I was pleased to see this piece in the WSJ 13 Aug 2009. For climate change policy, even the economists who developed the concept, Thomas Crocker and John Dale, recommend emissions taxes instead of cap-and-trade for cutting fossile fuel consumption.
(…) “I’m skeptical that cap-and-trade is the most effective way to go about regulating carbon,” says Mr. Crocker, 73 years old, a retired economist in Centennial, Wyo. He says he prefers an outright tax on emissions because it would be easier to enforce and provide needed flexibility to deal with the problem.
(…) Mr. Crocker sees two modern-day problems in using a cap-and-trade system to address the global greenhouse-gas issue. The first is that carbon emissions are a global problem with myriad sources. Cap-and-trade, he says, is better suited for discrete, local pollution problems. “It is not clear to me how you would enforce a permit system internationally,” he says. “There are no institutions right now that have that power.”

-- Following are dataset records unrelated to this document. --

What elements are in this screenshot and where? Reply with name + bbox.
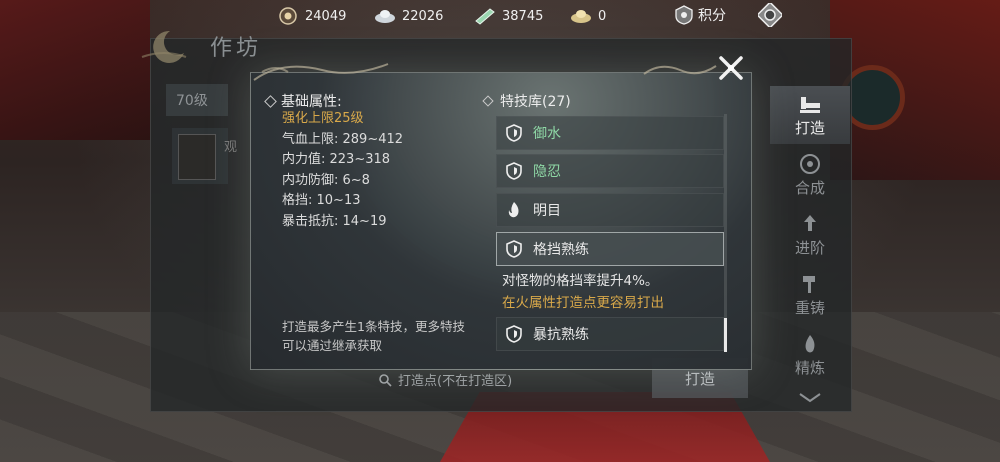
scroll-down-icon[interactable] bbox=[798, 390, 822, 409]
gold-ingot-icon bbox=[570, 7, 592, 25]
cloud-ornament-right bbox=[640, 56, 720, 84]
tab-recast[interactable]: 重铸 bbox=[770, 266, 850, 324]
base-attributes-title: 基础属性: bbox=[281, 94, 342, 110]
skill-library-heading: 特技库(27) bbox=[482, 91, 571, 111]
skill-item[interactable]: 明目 bbox=[496, 193, 724, 227]
skill-hint-text: 在火属性打造点更容易打出 bbox=[502, 295, 664, 311]
tab-merge-label: 合成 bbox=[794, 178, 825, 197]
skill-list[interactable]: 御水 隐忍 明目 格挡熟练 暴抗熟练 bbox=[496, 114, 724, 354]
skill-item[interactable]: 隐忍 bbox=[496, 154, 724, 188]
ticket-icon bbox=[474, 7, 496, 25]
scrollbar-thumb[interactable] bbox=[724, 318, 727, 352]
skill-effect-text: 对怪物的格挡率提升4%。 bbox=[502, 273, 659, 289]
tab-refine-label: 精炼 bbox=[794, 358, 825, 377]
score-emblem-icon bbox=[674, 5, 694, 25]
shield-icon bbox=[505, 240, 523, 258]
forge-point-text: 打造点(不在打造区) bbox=[398, 374, 513, 389]
resource-gold-value: 0 bbox=[598, 8, 607, 24]
attribute-line: 暴击抵抗: 14~19 bbox=[282, 213, 387, 229]
skill-item-selected[interactable]: 格挡熟练 bbox=[496, 232, 724, 266]
score-label: 积分 bbox=[698, 8, 726, 24]
resource-coins[interactable]: 24049 bbox=[277, 5, 346, 27]
forge-skill-note: 打造最多产生1条特技，更多特技可以通过继承获取 bbox=[282, 319, 465, 353]
tab-merge[interactable]: 合成 bbox=[770, 146, 850, 204]
shield-icon bbox=[505, 325, 523, 343]
tab-forge[interactable]: 打造 bbox=[770, 86, 850, 144]
forge-point-status: 打造点(不在打造区) bbox=[378, 370, 512, 389]
diamond-bullet-icon bbox=[482, 95, 494, 107]
fire-icon bbox=[505, 201, 523, 219]
attribute-list: 强化上限25级 气血上限: 289~412 内力值: 223~318 内功防御:… bbox=[282, 109, 403, 232]
resource-gold[interactable]: 0 bbox=[570, 5, 606, 27]
advance-icon bbox=[797, 213, 823, 235]
skill-name: 御水 bbox=[533, 126, 561, 142]
level-filter-dropdown[interactable]: 70级 bbox=[166, 84, 228, 116]
tab-advance[interactable]: 进阶 bbox=[770, 206, 850, 264]
flame-icon bbox=[797, 333, 823, 355]
base-attributes-heading: 基础属性: bbox=[264, 91, 342, 111]
tab-recast-label: 重铸 bbox=[794, 298, 825, 317]
anvil-icon bbox=[797, 93, 823, 115]
equipment-slot bbox=[178, 134, 216, 180]
shield-icon bbox=[505, 124, 523, 142]
tab-refine[interactable]: 精炼 bbox=[770, 326, 850, 384]
tab-forge-label: 打造 bbox=[794, 118, 825, 137]
strengthen-cap: 强化上限25级 bbox=[282, 111, 364, 126]
equipment-name: 观 bbox=[224, 140, 238, 155]
skill-name: 隐忍 bbox=[533, 164, 561, 180]
hammer-icon bbox=[797, 273, 823, 295]
attribute-line: 气血上限: 289~412 bbox=[282, 131, 404, 147]
skill-name: 格挡熟练 bbox=[533, 242, 589, 258]
score-button[interactable]: 积分 bbox=[674, 5, 726, 25]
merge-icon bbox=[797, 153, 823, 175]
resource-tickets-value: 38745 bbox=[502, 8, 544, 24]
attribute-line: 内功防御: 6~8 bbox=[282, 172, 370, 188]
coin-pouch-icon bbox=[277, 7, 299, 25]
skill-library-title: 特技库(27) bbox=[500, 94, 571, 110]
cloud-ornament-left bbox=[252, 52, 392, 86]
tab-advance-label: 进阶 bbox=[794, 238, 825, 257]
crescent-moon-icon bbox=[140, 27, 188, 63]
skill-item[interactable]: 暴抗熟练 bbox=[496, 317, 724, 351]
resource-silver-value: 22026 bbox=[402, 8, 444, 24]
skill-name: 暴抗熟练 bbox=[533, 327, 589, 343]
resource-tickets[interactable]: 38745 bbox=[474, 5, 543, 27]
diamond-bullet-icon bbox=[264, 94, 277, 108]
shop-gear-icon[interactable] bbox=[756, 1, 784, 29]
resource-coins-value: 24049 bbox=[305, 8, 347, 24]
skill-name: 明目 bbox=[533, 203, 561, 219]
skill-item[interactable]: 御水 bbox=[496, 116, 724, 150]
equipment-list-item[interactable]: 观 bbox=[172, 128, 237, 184]
skill-description: 对怪物的格挡率提升4%。 在火属性打造点更容易打出 bbox=[502, 270, 664, 314]
resource-silver[interactable]: 22026 bbox=[374, 5, 443, 27]
close-icon[interactable] bbox=[711, 50, 751, 86]
silver-ingot-icon bbox=[374, 7, 396, 25]
skill-list-scrollbar[interactable] bbox=[724, 114, 727, 352]
search-icon bbox=[378, 373, 392, 387]
shield-icon bbox=[505, 162, 523, 180]
attribute-line: 格挡: 10~13 bbox=[282, 193, 361, 208]
attribute-line: 内力值: 223~318 bbox=[282, 152, 391, 167]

(…) The other problem, Mr. Crocker says, is that quantifying the economic damage of climate change — from floods to failing crops — is fraught with uncertainty. One estimate puts it at anywhere between 5% and 20% of global gross domestic product. Without knowing how costly climate change is, nobody knows how tight a grip to put on emissions.
In this case, he says Washington needs to come up with an approach that will be flexible and easy to adjust over a long stretch of time as more becomes known about damages from greenhouse-gas emissions. Mr. Crocker says cap-and-trade is better suited for problems where the damages are clear — like acid rain in the 1990s — and a hard limit is needed quickly.
“Once a cap is in place,” he warns, “it is very difficult to adjust.” For example, buyers of emissions permits would see their value reduced if the government decided in the future to loosen the caps.
(…) Another economist, David Montgomery, advanced their ideas in the 1970s, converting their theories into the complex mathematical formulas to demonstrate that they weren’t merely an idea but were also economically feasible. Mr. Montgomery, too, is a skeptic of cap-and-trade for greenhouse gases. He prefers an outright tax.
“You get huge swings in carbon prices with a cap, which creates more volatility and uncertainty for business,” he says.
David Montgomery is exactly correct. To swing utilities away from more coal-fired plants to nuclear generation they just need confidence in their return on investment projections. The simple fee-and-dividend policy gives them predictable future prices on their inputs.